Why won't she just stop, though? "See it's like this - before dying we must do something and show. I don't want people to say 'she stopped because she's unable to do it, because she's losing to everyone'."

"It's not like that, I want to do something different before I leave, I want to do my best before I stop," she says.

In Bangkok, she struggled at moments, but she kept pushing even though she knew she wasn't doing what she's capable of at her best. "I'd tried to do every event as well as possible," she says. "But it was not happening. How much ever I pushed, it wasn't happening. So, I'm happy with what I've achieved here. If I expect more, it'll make my back even worse."

"Considering the practice I've put in, the points I have got here is okay. It's not good, it's not bad. theek hai, bas," she says. Her personal best is 6026 points.

She'd still done brilliantly to top the high jump - her pet event - but dismissed any thoughts of abandoning the physically punishing heptathlon for individual high jump. "I know I can get a medal in the nationals in high jump, but if I think of international competitions, I'll definitely not get a medal. Whatever I get will be in India only. So, I can't keep a focus or concentrate on just one event. "Isiliye hepta hi sahi hain [that's why the Heptathlon is fine]." And heptathlon continues to return that love.
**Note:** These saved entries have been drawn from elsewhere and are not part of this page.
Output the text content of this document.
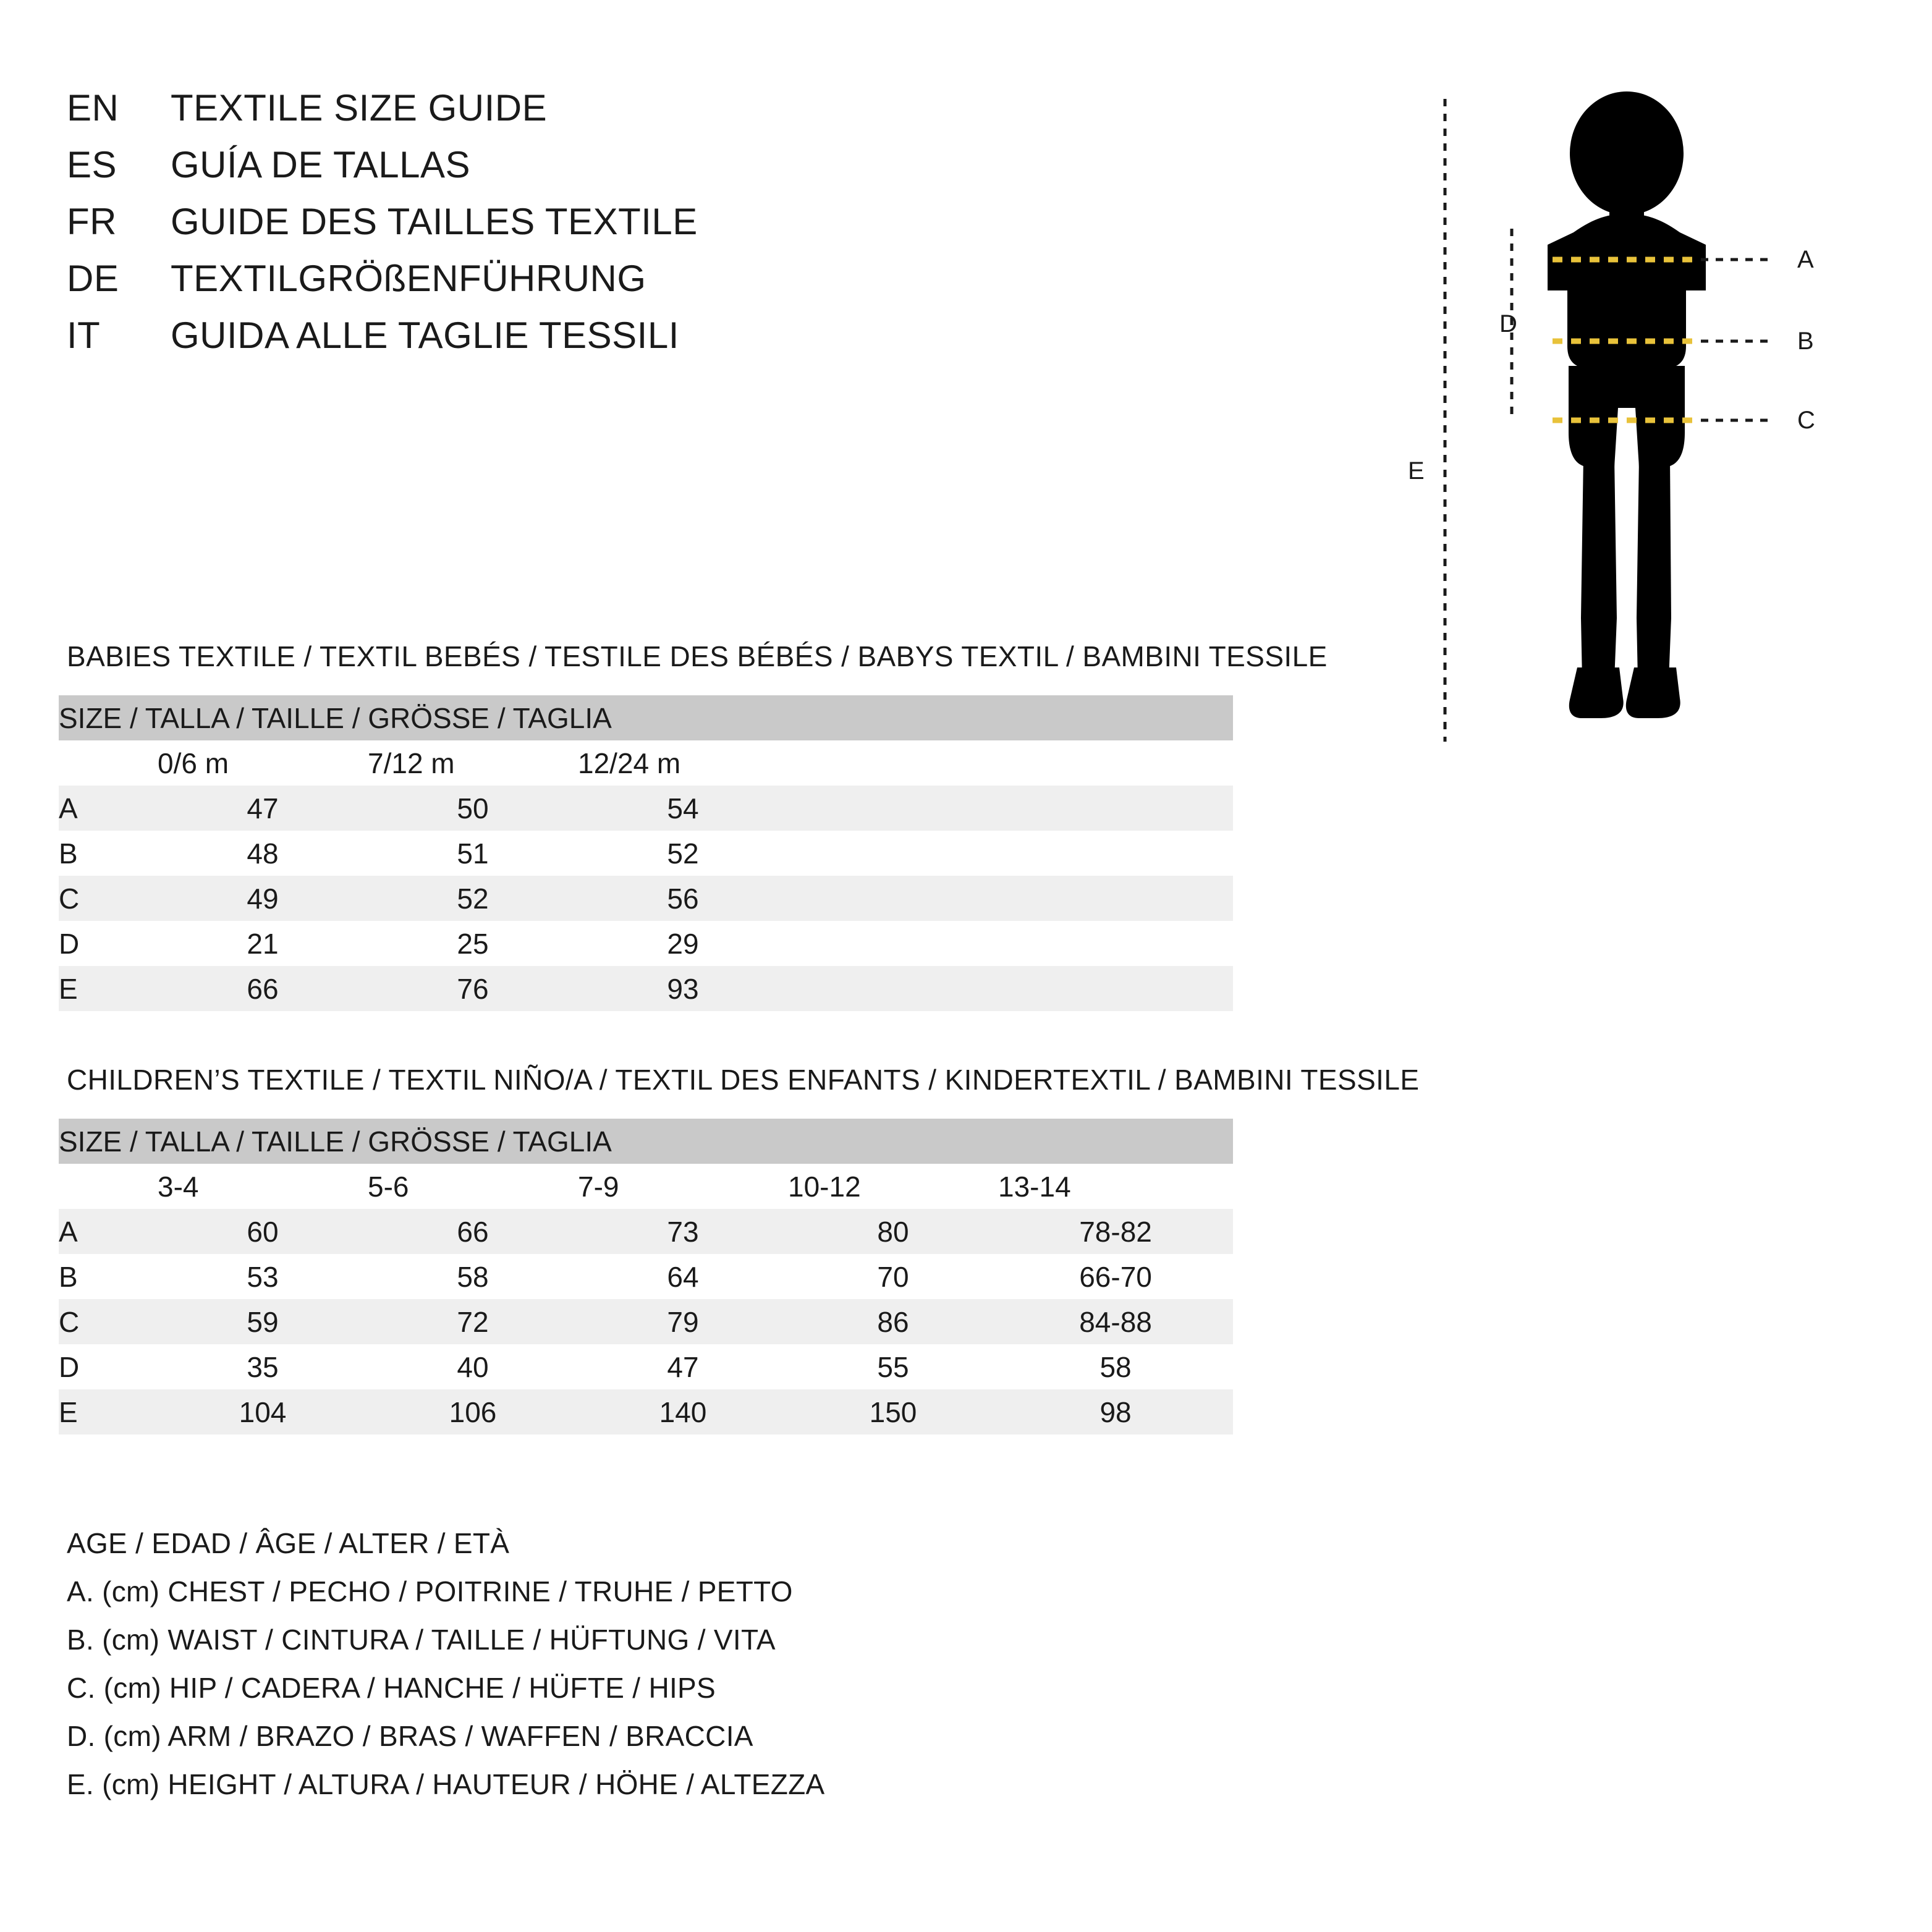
EN	TEXTILE SIZE GUIDE
ES	GUÍA DE TALLAS
FR	GUIDE DES TAILLES TEXTILE
DE	TEXTILGRÖßENFÜHRUNG
IT	GUIDA ALLE TAGLIE TESSILI
A
B
C
D
E
BABIES TEXTILE / TEXTIL BEBÉS / TESTILE DES BÉBÉS / BABYS TEXTIL / BAMBINI TESSILE
SIZE / TALLA / TAILLE / GRÖSSE / TAGLIA				
	0/6 m	7/12 m	12/24 m	
A	47	50	54	
B	48	51	52	
C	49	52	56	
D	21	25	29	
E	66	76	93	
CHILDREN’S TEXTILE / TEXTIL NIÑO/A / TEXTIL DES ENFANTS / KINDERTEXTIL / BAMBINI TESSILE
SIZE / TALLA / TAILLE / GRÖSSE / TAGLIA					
	3-4	5-6	7-9	10-12	13-14
A	60	66	73	80	78-82
B	53	58	64	70	66-70
C	59	72	79	86	84-88
D	35	40	47	55	58
E	104	106	140	150	98
AGE / EDAD / ÂGE / ALTER / ETÀ
A. (cm) CHEST / PECHO / POITRINE / TRUHE / PETTO
B. (cm) WAIST / CINTURA / TAILLE / HÜFTUNG / VITA
C. (cm) HIP / CADERA / HANCHE / HÜFTE / HIPS
D. (cm) ARM / BRAZO / BRAS / WAFFEN / BRACCIA
E. (cm) HEIGHT / ALTURA / HAUTEUR / HÖHE / ALTEZZA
The Asian Athletics Championship had been her third event of the year; she'd earlier won a silver in an invitational event in Kazhakstan and then the gold in the Inter-State Championships last month.

Three events with a bad back, three medals. "There is a need for rehab now," she says. "So, once I get back from here, I'll do a lot of rehab - more than what I was doing till now. For many days now, I'm only practicing once a day, in the morning session... now I'll go and try make it two [morning and evening] and I'll try and get some treatment for my back." "My target is till the Asian Games [and defending her gold]," she says. "I'll try my best there - I'm thinking if I can or not, but I'll definitely try."